Но участковый тоже бродит глазами по холодильнику. Наткнувшись на знакомое слово, в первый момент Евгений Борисович щурится, потом достает блокнот.
– Вы обращались в банк «Мария»?
– Да, – отвечает собеседница. – Надо было платить за квартиру, а зарплата в том месяце была совсем маленькая. Никому сейчас не нужны книги. А кроме этого женского банка, никто кредит не давал.
Она растерянно посмотрела на обветренные пальцы гостя, сжимающие крохотную записную книжку.
– Телефоны продавать пойду, наверное, – рассуждает она вслух. – Или какие профессии нынче в ходу?
– Электрики, – подает голос из коридора Дуня. – Хороший мастер всегда пригодится, так папа говорил…
– Да откуда ты вообще помнишь, что он говорил? – срывается мать. – Тебе только два исполнилось, когда… когда… Когда он улетел.
Дуня вскакивает с места, убегает в глубину комнаты.
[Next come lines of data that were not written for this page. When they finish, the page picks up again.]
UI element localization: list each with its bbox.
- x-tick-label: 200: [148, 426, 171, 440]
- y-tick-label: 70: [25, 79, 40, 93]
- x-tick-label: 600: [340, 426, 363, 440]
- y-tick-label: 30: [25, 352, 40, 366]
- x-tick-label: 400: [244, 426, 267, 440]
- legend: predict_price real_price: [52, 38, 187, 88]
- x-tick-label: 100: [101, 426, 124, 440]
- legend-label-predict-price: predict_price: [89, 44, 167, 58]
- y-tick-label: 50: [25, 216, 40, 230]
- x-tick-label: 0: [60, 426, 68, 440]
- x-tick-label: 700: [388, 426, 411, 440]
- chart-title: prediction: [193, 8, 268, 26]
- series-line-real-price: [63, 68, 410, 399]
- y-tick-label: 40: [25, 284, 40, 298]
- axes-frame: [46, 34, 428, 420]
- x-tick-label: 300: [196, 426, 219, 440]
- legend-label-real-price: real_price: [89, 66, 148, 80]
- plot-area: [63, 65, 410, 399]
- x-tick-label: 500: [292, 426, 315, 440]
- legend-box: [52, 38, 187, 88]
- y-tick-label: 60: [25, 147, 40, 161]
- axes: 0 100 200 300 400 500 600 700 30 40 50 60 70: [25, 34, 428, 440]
Немерцающая отвертка остается лежать в коридоре, направив жало к двери.
Евгений Борисович улыбается, трясет головой. Чудная семейка. Все с прибабахом. Дочь-вундеркинд, мать, застрявшая в книжках. Сыночек, которого нет. Призрак отца, заключенный крошечным огоньком в крошечном индикаторе. «А своего-то помнишь?» – напоминает он сам себе бессильно. Его мать на вопросы, когда он был в Дунином возрасте, не отвечала. А потом он перестал спрашивать.
И все-таки он это чуял своим тем самым шестым чувством, охотницким носом, зудящей фантомной трубкой Холмса – что напал наконец на нужный след.
– Скажите… – произнес он после паузы. – А у вас не найдется фотографии Озерцова?
Женщина вздыхает, уходит в темноту комнаты, возвращается с цветным, но старым снимком. На нем они оба – она со взбитыми темными кудрями и он с рыжими волосами. Футболка с Че на нем, красная блузка с необычно широкими плечами на ней.
– Почему вы не дали эту фотографию год назад?
Она опустила взгляд, отвела в сторону.
Слова давались ей тяжело, особенно правда.
– Я тогда не хотела, чтобы его нашли. Сказала, что нет никаких фотографий.
– А теперь?
– А теперь надеюсь, что, может, хоть вы его найдете. Живого… или… или…
Она всхлипнула, затряслась. Сначала молча, прикусывая губу, но потом все громче, уронила лицо в вытянутые ладони, волосы скрыли её темным занавесом, как девочку из колодца. Евгений Борисович положил ладонь на гудящую спину. Оглянулся – зачем-то.
Из глубины комнаты внимательно смотрела на него маленькая девочка с отверткой в руках.
Глава 7. Пробелы и столбы
14.01
Ваня пошевелился на кровати, сел в темноте.
Поводил носом. Душная комната наполнена дыханием семерых его спящих соседей. В полумраке они медленно вздымаются на своих кроватях, освещенные фонарем из окна.
Прислушался: из коридора не доносились шаги, свет погашен. На этаже, по правилам, должна сидеть и бдеть покой ночная дежурная; но в такой час она тоже засыпает – на узкой лавке, накрытой тонким шерстяным одеялом. Мимо неё можно прошмыгнуть незаметно и свернуть к туалету – если проснется, то ничего не заподозрит: парень просто пошел отлить.